[Clayart] Clayart Digest, Vol 50, Issue 43
Snail Scott
claywork at flying-snail.com
Sun Feb 2 11:43:12 EST 2020
> On Jan 31, 2020, at 10:33 AM, Alice DeLisle <wanderland at att.net> wrote:
> ...Most potters assume that the best clay body for outdoor work is the one with the lowest absorption…
This is often what's taught, because it’s easy to convey in a brief lecture, and easy to test for. But it is a flawed model.
All the best research that I know of seems to have been done in the 30’s, when architectural terra cotta was big business, and it makes clear that a clay body with open channel structure allows ice crystals to expand into the structure without damaging it, and entirely vitrified clay body prevents intrusion of water altogether, but the worst circumstance is a nearly-vitrified clay which allows some penetration, but is a partially closed structure which traps expanding ice in blind alleys, where expansion can only be relieved by spalling. The testing for this is not as easy and clear-cut as finding an absorption number, as this does not correlate to the structure of the pores. It’s actually rather complex and non-obvious, which is why so many people revert to describing frost-proofness as a matter of absorption percentages.
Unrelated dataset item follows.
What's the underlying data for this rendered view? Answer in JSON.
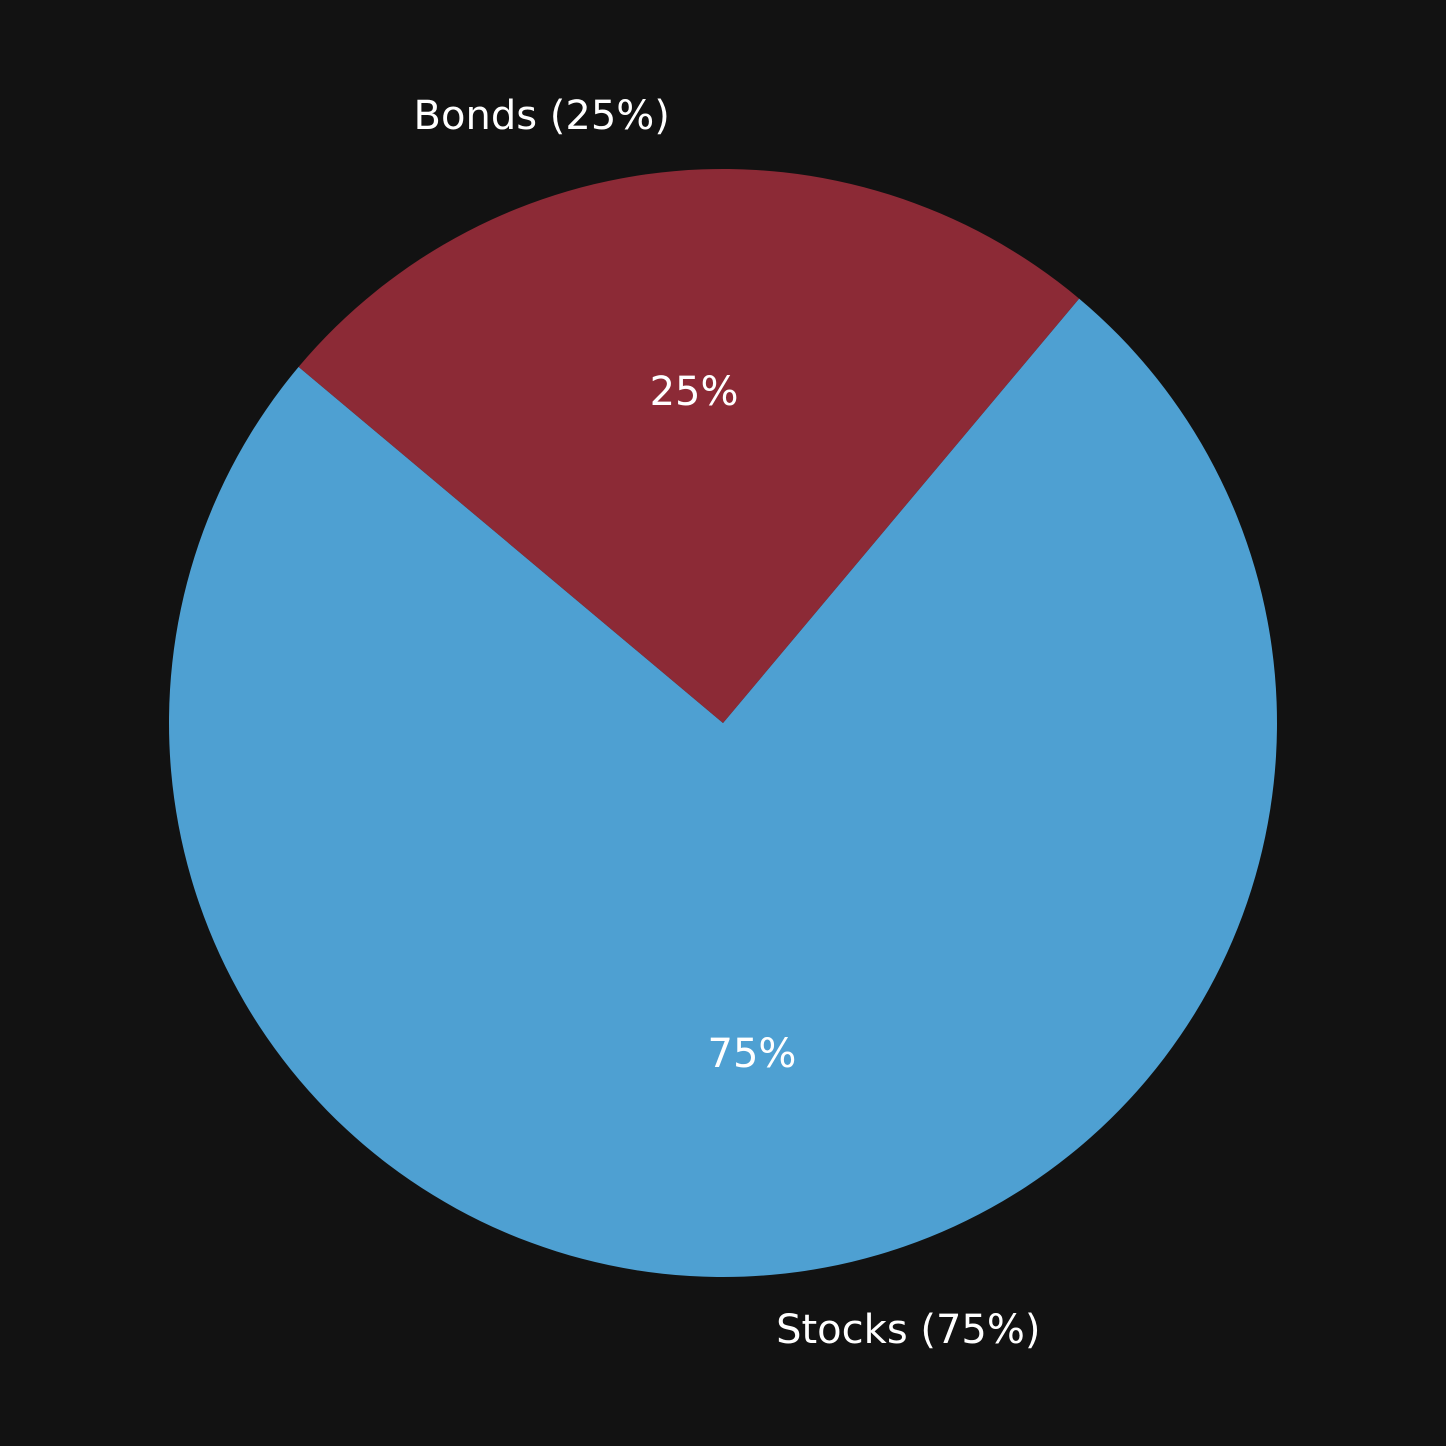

In spite of reading, I cannot claim anything like sufficient understanding to predict in advance whether any given semi-vitreous clay body will be frostproof. So, I rely on empirical testing, which is time-consuming and annoying, but has given me good results up until now. I currently use a commercial clay body with a multi-decade track record of outdoor use, which supplements my own testing to a far more reliable statistical sample in actual conditions of use. My past clay body has also survived well outdoors for decades, but was designed for reduction, which I’m not presently doing. Any new homemade clay body would require extensive testing, and I like being able to represent to a client that my larger work can go outdoors, with evidence beyond my bare word. I am presently developing a new body, but I will use it only for indoor work until it has a well-tested track record.
Cautionary tale - a nearby location of the ‘Del Taco’ fast-food chain had red and green tiles embedded in its stucco exterior, superficially identical except for the color of the glaze, and presumably spec’d by the contractor for outdoor use nationwide: hundreds of locations. A year later, the green tile looked great, while the red tile had spalled down to its bottom layers as moisture trapped behind the glaze froze and expanded. Same brand but different factory? different firing conditions? or a different batch lot of clay? Would the bare clay have survived OK without glaze on top to trap the moisture?
The hundred-year-old ceramic architectural details in the old loft district of St. Louis all looks great, though, and the old Majestic Theater in East St. Louis - abandoned for decades, with no roof left and trees growing from every crevice, retains its nearly flawless ceramic facade. They knew their shit, back then.